In 2015, the pillar of the POWER+ Plan that supports pension and healthcare payments was introduced in Congress as the Miners Protection Act. It was supported by the White House and bipartisan sponsors in the House and Senate. The bill has yet to make it through Congress, but the UMWA and sponsors in Congress continue to push for its passage in 2016.

 

 

 

 

Helping dislocated workers find new jobs

The POWER+ Plan will provide at least $55 million to assist dislocated workers find new jobs and help transition local economies by strengthening broadband access, tourism and recreation, local food production, substance abuse treatment, and more. Job training programs that empower laid off workers to transition to new, good-paying jobs is an emphasis of the Plan, and projects will be anchored in communities affected by the decline of the coal industry.

 Kimberley Shepherd of Harlan County, Kentucky is helping build a bright future in her community and is currently training to be a welder.

Kimberley Shepherd of Harlan County, Kentucky is helping build a bright future in her community and is currently training to be a welder.

 

Projects will be funded on a competitive grants basis through a variety of federal agencies, including:

  • Department of Labor's (DOL) Dislocated Workers National Reserve — $20 million
  • Appalachian Regional Commission (ARC) — $25 million
  • Economic Development Administration's (EDA) Economic Development Assistance Program — $6 million
  • Environmental Protection Agency's (EPA) Brownfields Program — $5 million
  • United States Department of Agriculture (USDA) Rural Development — $12 million for Rural Economic Development (RED) grants & $85 million for loans

 

 

 

The POWER Initiative was launched by the Administration in 2015 as a "down payment" on the much larger POWER+ Plan, which must still make its way through Congress. POWER Initiative grants are designed to prepare communities to take full advantage of POWER+ funding down the road. These grants empower communities to strengthen their economies through worker retraining, place-based development, and other avenues. The projects funded through the POWER Initiative in 2015 (see below) provide a good glimpse at the types of programs that will be funded on a larger scale by the full POWER+ Plan.

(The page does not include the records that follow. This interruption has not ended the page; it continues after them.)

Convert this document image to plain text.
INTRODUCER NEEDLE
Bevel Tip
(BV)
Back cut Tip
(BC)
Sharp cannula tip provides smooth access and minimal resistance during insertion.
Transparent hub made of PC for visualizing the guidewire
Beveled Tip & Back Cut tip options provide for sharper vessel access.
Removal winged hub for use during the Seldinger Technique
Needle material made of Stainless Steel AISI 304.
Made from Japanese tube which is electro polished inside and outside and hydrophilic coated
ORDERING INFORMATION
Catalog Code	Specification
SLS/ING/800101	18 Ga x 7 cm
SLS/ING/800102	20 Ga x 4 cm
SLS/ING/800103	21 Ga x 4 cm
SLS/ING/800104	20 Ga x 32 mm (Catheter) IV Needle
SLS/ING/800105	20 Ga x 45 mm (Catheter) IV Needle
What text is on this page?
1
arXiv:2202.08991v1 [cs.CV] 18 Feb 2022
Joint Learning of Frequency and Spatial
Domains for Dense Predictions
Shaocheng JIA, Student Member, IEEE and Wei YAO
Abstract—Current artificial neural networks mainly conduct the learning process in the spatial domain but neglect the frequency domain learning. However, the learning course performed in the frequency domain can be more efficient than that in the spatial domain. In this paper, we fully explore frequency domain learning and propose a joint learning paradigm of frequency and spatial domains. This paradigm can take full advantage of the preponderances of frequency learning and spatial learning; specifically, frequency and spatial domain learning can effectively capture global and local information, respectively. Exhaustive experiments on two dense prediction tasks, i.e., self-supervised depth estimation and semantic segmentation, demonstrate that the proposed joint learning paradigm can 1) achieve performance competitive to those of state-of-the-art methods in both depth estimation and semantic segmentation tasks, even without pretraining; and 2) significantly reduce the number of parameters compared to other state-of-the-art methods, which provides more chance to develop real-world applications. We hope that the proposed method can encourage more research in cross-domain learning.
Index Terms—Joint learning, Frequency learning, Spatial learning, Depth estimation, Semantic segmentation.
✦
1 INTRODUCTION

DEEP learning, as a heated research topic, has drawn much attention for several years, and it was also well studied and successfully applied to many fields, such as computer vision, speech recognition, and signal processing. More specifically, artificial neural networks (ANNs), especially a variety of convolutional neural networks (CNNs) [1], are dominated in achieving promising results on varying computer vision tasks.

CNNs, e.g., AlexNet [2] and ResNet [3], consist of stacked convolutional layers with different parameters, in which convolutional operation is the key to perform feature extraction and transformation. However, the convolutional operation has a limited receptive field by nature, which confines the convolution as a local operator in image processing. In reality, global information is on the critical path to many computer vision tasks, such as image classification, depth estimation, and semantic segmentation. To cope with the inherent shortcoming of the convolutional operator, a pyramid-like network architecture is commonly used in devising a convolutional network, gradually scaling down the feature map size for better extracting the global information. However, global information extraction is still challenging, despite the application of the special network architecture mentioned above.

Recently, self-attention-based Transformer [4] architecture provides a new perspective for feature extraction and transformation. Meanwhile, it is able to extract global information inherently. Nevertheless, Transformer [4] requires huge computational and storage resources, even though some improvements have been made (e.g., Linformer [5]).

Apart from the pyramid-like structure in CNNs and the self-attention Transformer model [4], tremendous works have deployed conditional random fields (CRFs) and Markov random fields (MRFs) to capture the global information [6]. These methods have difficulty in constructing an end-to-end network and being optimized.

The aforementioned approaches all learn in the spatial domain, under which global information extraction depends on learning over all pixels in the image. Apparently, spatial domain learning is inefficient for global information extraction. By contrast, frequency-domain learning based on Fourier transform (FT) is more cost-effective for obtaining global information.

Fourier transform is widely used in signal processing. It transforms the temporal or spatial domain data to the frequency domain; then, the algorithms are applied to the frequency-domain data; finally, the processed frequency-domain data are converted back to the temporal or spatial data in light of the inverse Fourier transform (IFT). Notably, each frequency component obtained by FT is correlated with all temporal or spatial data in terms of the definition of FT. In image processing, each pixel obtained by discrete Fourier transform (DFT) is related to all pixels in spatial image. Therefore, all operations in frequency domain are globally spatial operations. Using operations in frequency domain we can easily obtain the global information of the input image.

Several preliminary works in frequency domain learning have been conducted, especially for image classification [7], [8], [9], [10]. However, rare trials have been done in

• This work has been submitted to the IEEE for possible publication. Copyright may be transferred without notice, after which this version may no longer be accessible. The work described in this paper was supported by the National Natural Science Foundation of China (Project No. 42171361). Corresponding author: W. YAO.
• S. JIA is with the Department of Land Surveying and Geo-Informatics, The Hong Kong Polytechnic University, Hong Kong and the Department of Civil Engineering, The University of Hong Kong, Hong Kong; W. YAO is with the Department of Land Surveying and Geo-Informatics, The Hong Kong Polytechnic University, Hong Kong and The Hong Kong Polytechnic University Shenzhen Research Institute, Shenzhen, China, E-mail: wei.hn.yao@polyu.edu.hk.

POWER grants totaling almost $15 million across 12 states and tribes were announced in October 2015. Here is a snapshot of a few projects funded by these POWER grants:

Worker Retraining

  • Coalfield Development Corporation received $600,000 for a project that will support agriculture production on reclaimed surface mines in West Virginia and provide job training and business incubation services around the local foods sector.
  • Appalshop in Eastern Kentucky received $275,000 to work in collaboration with community college to implement a one-year IT workforce certificate.
  • San Juan College received $1.4 million to offer worker retraining services in collaboration with emerging IT, healthcare, and renewable energy sectors
  • The Chicago Transit Authority (CTA) received $200,000 to train bus diesel mechanics and technicians as part of a plan to transition a retired power plant into a bus storage and service facility.

Broadband Access

  • The Commonwealth of Kentucky received $3 million to build out broadband infrastructure, which will open up many more economic opportunities in Eastern Kentucky.
  • The East Tennessee Development District received $35,000 to develop a strategic plan to improve broadband access in the region.

Local Foods

  • The Kentucky Center for Agriculture and Rural Development received $500,000 to strengthen the local food supply chain in the region.

Substance Abuse

  • West Case Substance Abuse Treatment received $1.2 million to build a residential child care center and substance abuse treatment center for women in Eastern Kentucky.

Tourism and Recreation

  • Friends of Southwest Virginia received $350,000 to help build on momentum in their tourism and recreation sectors and provide training for entrepreneurs and others seeking high-demand occupations.